Representantes do Observatório de Segurança Escolar e Articulação Interinstitucional e Comunitária realizaram uma reunião nesta quarta-feira, 8, na Secretaria de Estado de Educação, Cultura e Esportes (SEE) para aprovar o regulamento interno e para alinhar o plano de ação a ser executado em 2022.

Participaram da reunião a professora Aline Brandão, representando a SEE, o tenente João Jácome, representando a Polícia Militar do Acre (PMAC), a delegada Mardia El-Shawwa, representando a Secretaria de Segurança Pública, o promotor Ricardo Coelho, representando o Ministério Público do Acre (MPE), além da professora Milla Moreira, coordenadora do núcleo de segurança escolar da SEE.

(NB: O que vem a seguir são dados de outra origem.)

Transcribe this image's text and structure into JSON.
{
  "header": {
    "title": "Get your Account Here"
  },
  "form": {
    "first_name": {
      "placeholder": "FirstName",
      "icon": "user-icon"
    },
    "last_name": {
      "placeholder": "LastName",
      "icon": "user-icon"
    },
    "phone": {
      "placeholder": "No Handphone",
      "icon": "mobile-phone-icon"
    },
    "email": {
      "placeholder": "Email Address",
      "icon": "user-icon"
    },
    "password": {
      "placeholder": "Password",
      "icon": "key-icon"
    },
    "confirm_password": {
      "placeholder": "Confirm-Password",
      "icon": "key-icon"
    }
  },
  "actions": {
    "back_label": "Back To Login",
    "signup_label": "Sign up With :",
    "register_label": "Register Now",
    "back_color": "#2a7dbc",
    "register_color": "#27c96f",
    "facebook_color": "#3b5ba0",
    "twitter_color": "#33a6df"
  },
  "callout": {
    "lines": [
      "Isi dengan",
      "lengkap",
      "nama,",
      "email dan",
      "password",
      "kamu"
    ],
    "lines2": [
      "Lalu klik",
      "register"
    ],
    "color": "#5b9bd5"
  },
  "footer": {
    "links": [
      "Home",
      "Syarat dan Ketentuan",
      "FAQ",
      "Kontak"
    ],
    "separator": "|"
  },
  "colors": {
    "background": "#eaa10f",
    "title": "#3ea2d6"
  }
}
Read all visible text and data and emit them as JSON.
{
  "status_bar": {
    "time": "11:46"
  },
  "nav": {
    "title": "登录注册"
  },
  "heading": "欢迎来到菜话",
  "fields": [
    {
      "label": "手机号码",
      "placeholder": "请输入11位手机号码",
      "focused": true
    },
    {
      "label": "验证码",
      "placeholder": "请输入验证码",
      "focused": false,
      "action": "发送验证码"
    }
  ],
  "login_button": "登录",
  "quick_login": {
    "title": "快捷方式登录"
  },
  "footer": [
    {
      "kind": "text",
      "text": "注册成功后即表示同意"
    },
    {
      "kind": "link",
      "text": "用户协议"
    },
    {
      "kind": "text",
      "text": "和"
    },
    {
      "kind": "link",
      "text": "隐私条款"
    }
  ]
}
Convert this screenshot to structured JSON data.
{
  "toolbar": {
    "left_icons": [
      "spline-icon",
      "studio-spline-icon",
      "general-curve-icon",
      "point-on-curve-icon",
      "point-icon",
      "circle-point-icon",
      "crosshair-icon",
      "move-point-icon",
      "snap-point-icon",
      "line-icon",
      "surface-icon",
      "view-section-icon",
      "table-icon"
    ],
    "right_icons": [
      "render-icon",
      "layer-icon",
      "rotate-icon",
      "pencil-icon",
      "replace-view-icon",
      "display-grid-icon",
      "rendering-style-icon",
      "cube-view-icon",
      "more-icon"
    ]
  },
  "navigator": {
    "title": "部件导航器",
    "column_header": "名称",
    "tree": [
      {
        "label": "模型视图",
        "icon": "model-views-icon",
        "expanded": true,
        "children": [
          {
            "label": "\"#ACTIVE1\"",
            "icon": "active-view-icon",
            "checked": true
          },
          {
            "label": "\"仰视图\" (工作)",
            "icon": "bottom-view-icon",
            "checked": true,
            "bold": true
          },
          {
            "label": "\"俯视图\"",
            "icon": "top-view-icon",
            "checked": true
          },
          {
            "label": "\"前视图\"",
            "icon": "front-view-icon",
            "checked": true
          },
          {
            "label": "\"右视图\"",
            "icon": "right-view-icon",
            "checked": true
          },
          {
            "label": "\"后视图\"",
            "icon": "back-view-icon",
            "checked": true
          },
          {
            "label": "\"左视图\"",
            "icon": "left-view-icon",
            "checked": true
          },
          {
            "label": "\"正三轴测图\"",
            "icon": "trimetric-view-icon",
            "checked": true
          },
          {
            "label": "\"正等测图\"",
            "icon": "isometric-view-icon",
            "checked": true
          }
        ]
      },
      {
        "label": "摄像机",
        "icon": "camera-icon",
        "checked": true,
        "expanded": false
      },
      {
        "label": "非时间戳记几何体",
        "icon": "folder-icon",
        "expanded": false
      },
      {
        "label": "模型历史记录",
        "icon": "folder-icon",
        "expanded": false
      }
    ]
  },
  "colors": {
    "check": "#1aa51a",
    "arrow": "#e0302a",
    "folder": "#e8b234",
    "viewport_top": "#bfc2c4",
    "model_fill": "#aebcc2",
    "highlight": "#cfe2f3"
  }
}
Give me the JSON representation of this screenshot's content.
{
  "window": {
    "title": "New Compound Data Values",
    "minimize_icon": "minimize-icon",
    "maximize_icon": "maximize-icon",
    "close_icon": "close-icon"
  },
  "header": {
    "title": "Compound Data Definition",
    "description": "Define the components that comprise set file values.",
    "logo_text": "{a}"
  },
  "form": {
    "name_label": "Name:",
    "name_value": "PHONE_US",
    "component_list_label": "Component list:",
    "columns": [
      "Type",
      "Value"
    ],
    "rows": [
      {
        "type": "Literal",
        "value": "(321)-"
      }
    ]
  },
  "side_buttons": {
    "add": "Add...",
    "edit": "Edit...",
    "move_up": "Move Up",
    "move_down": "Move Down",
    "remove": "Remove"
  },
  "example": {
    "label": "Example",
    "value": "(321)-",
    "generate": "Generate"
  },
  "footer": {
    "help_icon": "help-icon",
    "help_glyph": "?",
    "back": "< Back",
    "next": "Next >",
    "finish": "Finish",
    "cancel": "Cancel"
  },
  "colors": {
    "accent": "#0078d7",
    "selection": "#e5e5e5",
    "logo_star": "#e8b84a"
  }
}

Eles representam a coordenação geral do observatório, que possui uma coordenação técnica, encarregada de atender aos chamados das escolas, além de uma coordenação consultiva e deliberativa, cuja finalidade é instituir as resolutividades das problemáticas de criminalidade e de violência nas escolas.

Representantes do Observatório de segurança escolar se reuniaram na SEE.
Foto: Stalin Melo

De acordo com Aline Brandão, um dos objetivos do observatório é contribuir com os gestores, orientando na formação em relação a violência, a indisciplina e a criminalidade nas escolas, criando uma cultura de paz e encaminhando às instituições as resolutividades, de acordo com a lei.

“É cada instituição cuidando da sua temática e o observatório entrando como órgão articulador da resolução dos problemas enfrentados e encaminhados pelos gestores e pelas escolas”, destacou.

Os trabalhos do Observatório de Segurança Escolar se fazem necessários na medida em que retornam as aulas presenciais. “Com o retorno das aulas presenciais também retornam algumas dificuldades para as escolas, algumas mazelas que são trazidas da própria sociedade e que são identificadas dentro da escola”, afirmou.

“Então, o Observatório inicia efetivamente o seu trabalho com o retorno da aula presencial e nós temos um plano de ação pensado para 2022, uma formação e um apoio à escola para lidar com essas questões de violência”, frisou a professora.

Para o tenente João Jácome, que representou a PM na reunião, esse encontro se fez necessário, na medida em que já existe uma grande demanda relacionada à violência e que acaba por impedir o bom funcionamento do ambiente escolar.